In Boston, Massachusetts on May 10, 2016, a group of biomedical researchers gathered to discuss founding a program with the goal of synthesizing a whole human genome. Some members of the group released a full proposal outlining their plan as well as the resulting technological advances, dubbing the project HGP-Write (as opposed to the original Human Genome Project, which “read” the human genome). Though this proposal generated significant controversy and is still very much in the planning stages, multiple investment opportunities in the field of synthetic biology will be created through both the technologies required for and scientific advancements resulting from the synthesis of the human genome.
We can begin to examine the potential impact of HGP-Write by considering that of its predecessor, the Human Genome Project. The Battelle group produced a report detailing the economic benefits of the Human Genome Project. They found that the government investment of $5.6 billion produced an economic return of $796 billion, returning 141 dollars of output for every dollar of input. This economic return came as a result of both of the advances in sequencing that arose from the need to sequence at a massive scale and of the expansion in the field of genomics that was facilitated by access to the full human genome sequence. Investment opportunities that will result from the HGP-Write project will follow this same pattern: technologies developed due to the needs of the project and the technologies enabled by the completed project. The HGP-Write proposal does not give an estimate of the total costs, but calls for an initial capital outlay of $100 million dollars. Using the same 1:141 economic input to output ratio as the Human Genome Project yields a prediction of $14 billion in expected economic gain that entrepreneurs and investors can capture.

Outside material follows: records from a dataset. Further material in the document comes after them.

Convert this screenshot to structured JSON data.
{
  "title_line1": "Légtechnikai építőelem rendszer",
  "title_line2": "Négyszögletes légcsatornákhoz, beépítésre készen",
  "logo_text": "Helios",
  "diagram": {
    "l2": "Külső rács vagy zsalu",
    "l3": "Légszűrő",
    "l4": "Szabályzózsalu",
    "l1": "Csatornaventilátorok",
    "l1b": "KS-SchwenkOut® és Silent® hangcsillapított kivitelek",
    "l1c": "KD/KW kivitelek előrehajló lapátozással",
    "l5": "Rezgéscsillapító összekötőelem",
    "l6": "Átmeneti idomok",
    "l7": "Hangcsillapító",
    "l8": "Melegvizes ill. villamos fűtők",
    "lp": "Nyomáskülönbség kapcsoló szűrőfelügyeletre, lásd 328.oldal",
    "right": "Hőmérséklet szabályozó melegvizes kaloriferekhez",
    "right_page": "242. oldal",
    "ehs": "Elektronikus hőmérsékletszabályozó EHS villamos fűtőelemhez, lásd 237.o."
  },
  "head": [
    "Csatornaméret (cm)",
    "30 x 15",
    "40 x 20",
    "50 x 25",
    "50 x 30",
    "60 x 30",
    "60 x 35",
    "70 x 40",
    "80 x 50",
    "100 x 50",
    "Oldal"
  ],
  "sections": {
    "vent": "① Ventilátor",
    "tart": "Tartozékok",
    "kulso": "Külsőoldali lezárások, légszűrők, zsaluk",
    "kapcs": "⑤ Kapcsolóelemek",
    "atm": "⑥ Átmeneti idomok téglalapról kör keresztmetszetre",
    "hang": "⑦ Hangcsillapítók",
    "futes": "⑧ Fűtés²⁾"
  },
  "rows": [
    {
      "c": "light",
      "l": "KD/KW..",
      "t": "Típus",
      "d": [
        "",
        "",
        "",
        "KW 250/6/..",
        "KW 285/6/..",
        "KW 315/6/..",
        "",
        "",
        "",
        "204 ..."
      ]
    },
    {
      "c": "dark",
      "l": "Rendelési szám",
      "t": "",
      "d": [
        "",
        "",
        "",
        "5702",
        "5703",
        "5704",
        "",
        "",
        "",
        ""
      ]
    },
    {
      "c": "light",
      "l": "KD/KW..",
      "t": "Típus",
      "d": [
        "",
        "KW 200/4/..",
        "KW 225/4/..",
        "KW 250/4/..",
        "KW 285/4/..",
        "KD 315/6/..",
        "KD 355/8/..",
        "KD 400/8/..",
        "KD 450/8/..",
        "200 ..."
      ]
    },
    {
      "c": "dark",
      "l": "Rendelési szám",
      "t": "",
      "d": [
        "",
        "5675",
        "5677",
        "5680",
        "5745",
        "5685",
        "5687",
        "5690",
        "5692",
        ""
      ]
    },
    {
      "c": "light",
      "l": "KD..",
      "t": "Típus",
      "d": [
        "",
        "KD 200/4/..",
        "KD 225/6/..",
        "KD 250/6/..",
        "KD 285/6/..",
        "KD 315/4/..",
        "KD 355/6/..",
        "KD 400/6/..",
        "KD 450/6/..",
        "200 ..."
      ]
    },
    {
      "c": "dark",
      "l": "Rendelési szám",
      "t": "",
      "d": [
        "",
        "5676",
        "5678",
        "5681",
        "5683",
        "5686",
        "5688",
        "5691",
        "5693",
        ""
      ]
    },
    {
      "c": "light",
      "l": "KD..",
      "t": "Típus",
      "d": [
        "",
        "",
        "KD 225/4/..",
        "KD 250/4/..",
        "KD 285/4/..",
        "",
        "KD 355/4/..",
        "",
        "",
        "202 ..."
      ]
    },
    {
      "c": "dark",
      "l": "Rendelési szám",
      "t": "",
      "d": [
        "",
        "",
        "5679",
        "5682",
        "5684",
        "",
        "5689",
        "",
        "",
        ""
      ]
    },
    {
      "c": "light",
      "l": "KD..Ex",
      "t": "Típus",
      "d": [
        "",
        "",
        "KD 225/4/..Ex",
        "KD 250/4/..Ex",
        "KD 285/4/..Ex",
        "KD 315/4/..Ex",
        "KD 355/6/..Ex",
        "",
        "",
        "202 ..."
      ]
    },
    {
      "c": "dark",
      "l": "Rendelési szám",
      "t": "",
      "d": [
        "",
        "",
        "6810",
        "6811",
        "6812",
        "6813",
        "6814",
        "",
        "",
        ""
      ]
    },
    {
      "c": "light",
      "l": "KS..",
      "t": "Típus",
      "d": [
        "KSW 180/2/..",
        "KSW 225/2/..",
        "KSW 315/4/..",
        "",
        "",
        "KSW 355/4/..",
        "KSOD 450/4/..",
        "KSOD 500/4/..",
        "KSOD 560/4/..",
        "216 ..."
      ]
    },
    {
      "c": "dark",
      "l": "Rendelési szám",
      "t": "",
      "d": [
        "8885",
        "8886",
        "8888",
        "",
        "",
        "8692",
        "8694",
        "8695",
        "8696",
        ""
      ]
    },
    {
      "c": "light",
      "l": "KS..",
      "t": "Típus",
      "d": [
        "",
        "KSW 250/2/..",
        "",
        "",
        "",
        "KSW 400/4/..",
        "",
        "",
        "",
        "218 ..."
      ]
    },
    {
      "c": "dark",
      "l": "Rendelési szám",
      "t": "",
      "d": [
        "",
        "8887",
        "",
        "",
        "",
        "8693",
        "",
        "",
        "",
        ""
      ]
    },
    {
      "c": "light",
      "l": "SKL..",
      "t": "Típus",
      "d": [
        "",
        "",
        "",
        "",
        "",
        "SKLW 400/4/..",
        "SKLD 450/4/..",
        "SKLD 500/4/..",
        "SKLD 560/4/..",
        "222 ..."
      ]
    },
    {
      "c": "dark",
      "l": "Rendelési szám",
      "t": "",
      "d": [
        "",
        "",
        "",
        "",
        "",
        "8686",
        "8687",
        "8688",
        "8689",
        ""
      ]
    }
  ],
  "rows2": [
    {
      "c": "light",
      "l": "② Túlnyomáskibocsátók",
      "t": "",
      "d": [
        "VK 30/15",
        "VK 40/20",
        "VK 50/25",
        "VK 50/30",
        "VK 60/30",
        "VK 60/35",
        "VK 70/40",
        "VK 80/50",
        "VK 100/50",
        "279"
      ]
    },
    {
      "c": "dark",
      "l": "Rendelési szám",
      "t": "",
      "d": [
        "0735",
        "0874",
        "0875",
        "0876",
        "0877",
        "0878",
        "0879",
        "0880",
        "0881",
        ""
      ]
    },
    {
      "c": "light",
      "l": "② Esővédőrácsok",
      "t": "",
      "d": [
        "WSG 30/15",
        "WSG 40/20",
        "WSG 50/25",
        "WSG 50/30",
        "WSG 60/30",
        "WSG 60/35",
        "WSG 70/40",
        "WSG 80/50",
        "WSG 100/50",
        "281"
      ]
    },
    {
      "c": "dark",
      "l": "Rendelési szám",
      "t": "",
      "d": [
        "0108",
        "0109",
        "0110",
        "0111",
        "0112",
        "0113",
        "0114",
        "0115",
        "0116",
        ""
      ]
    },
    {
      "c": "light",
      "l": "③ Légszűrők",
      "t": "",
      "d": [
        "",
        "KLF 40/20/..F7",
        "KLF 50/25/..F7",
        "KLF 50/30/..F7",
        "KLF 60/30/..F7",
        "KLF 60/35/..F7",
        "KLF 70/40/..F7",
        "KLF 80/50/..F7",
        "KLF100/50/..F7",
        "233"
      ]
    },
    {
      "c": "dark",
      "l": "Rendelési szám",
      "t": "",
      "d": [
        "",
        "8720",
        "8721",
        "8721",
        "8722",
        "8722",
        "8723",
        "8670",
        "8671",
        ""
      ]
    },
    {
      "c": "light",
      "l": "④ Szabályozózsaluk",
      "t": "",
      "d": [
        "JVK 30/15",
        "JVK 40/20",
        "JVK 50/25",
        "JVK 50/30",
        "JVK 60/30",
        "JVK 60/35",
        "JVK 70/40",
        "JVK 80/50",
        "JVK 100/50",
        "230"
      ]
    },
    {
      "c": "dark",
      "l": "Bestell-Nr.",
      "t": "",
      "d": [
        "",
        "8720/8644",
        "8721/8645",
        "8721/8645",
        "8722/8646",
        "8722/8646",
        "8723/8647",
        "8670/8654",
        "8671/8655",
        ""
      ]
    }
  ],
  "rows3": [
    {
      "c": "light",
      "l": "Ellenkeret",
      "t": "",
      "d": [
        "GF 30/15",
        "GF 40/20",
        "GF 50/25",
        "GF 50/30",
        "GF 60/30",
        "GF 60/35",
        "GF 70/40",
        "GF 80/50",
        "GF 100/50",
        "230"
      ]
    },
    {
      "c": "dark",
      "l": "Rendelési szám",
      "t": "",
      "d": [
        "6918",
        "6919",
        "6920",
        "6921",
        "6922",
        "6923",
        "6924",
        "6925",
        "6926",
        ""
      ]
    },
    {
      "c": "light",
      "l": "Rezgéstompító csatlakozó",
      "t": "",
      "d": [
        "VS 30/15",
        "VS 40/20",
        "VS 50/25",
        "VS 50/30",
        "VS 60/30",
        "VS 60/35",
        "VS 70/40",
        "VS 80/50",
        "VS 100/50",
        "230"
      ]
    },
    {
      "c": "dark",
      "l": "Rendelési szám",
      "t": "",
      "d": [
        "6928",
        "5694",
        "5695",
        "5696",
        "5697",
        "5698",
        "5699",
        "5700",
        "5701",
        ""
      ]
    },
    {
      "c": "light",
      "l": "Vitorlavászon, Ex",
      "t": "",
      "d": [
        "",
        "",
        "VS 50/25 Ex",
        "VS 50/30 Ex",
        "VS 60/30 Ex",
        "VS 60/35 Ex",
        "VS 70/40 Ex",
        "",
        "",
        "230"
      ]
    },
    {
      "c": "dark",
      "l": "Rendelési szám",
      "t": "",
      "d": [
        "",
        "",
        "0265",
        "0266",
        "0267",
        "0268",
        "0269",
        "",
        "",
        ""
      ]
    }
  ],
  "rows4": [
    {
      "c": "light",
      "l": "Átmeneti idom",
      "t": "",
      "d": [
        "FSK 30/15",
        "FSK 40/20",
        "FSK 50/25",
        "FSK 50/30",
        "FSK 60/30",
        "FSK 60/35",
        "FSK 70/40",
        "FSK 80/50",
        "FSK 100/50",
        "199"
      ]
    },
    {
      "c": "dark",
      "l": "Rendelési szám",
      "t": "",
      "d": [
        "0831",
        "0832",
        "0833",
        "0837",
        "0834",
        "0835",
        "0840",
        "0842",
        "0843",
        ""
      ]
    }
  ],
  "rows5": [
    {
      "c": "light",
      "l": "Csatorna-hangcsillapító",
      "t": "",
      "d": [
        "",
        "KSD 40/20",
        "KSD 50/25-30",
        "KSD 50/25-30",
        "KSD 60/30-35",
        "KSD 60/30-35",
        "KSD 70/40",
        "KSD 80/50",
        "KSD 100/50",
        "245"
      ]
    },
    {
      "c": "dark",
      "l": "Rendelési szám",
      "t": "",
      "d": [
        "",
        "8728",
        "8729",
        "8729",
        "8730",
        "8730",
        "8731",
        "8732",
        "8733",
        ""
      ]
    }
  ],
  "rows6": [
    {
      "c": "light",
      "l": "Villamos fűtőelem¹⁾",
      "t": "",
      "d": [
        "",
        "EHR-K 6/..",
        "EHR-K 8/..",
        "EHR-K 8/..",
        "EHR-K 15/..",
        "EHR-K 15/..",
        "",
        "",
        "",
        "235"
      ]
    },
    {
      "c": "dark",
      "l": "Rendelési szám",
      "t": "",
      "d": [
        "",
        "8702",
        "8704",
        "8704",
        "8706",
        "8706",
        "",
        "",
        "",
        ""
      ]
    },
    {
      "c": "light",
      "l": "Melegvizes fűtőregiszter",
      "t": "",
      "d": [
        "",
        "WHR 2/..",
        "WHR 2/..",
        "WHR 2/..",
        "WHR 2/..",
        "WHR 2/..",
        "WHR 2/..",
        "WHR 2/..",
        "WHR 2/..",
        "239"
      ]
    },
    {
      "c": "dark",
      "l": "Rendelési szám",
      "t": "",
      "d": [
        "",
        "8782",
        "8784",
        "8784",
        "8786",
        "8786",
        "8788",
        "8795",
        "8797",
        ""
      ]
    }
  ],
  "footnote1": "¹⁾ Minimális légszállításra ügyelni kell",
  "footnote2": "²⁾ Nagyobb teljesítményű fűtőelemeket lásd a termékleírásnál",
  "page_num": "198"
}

For HGP-Write, the needed technology is inexpensive, large-scale DNA synthesis. The human genome is approximately 3 billion base pairs long and the 2015 market for DNA synthesis was roughly 1 billion base pairs at $0.10 per base pair. If this project is to proceed and not disrupt biotechnology around the globe, the DNA synthesis market will need to massively expand its capacity and lower its cost. This presents an opportunity for synthesis companies developing technologies that can produce long DNA strands inexpensively, such as companies like Twist Bioscience, Synthetic Genomics, and Gen9. In addition, the groups working on the project will need software tools to design and carry out the synthesis of genome-scale constructs. Autodesk understands this and has already pledged $250,000 towards the project, but other BioCAD companies like TeselaGen have the ability to expand their market size as well.
The ability to design and synthesize long stretches of DNA inexpensively enables researchers to easily order whole custom genes or chromosomes for their systems of interest, enabling the the field of synthetic biology to expand even further. Companies in industrial biology, like Genomatica, Ginkgo Bioworks, and Zymergen, could design and test combinatorial libraries of all possible metabolic pathways for their target molecule, thus harnessing the vast sequence space derived from nature to find the most efficient construct. Another field that will benefit from whole chromosome design is that of regenerative medicine, as researchers seek to grow organs or organoid cell cultures with specific properties, like improved immune response. If the HGP-Write project goes forward and its pilot goals are achieved, investors should keep in mind the applications that will be made possible by its completion when developing their investment theses. It is likely that the enabled applications will make up the majority of the economic gain from the project.
There are significant ethical issues that will need to be settled before the HGP-Write program moves forward, but their goal of incentivizing the fast, cheap, and accurate construction of large DNA constructs has the potential to produce significant economic gains both from the technologies developed to accomplish the goal and from the technologies enabled through the accomplishment of the goal.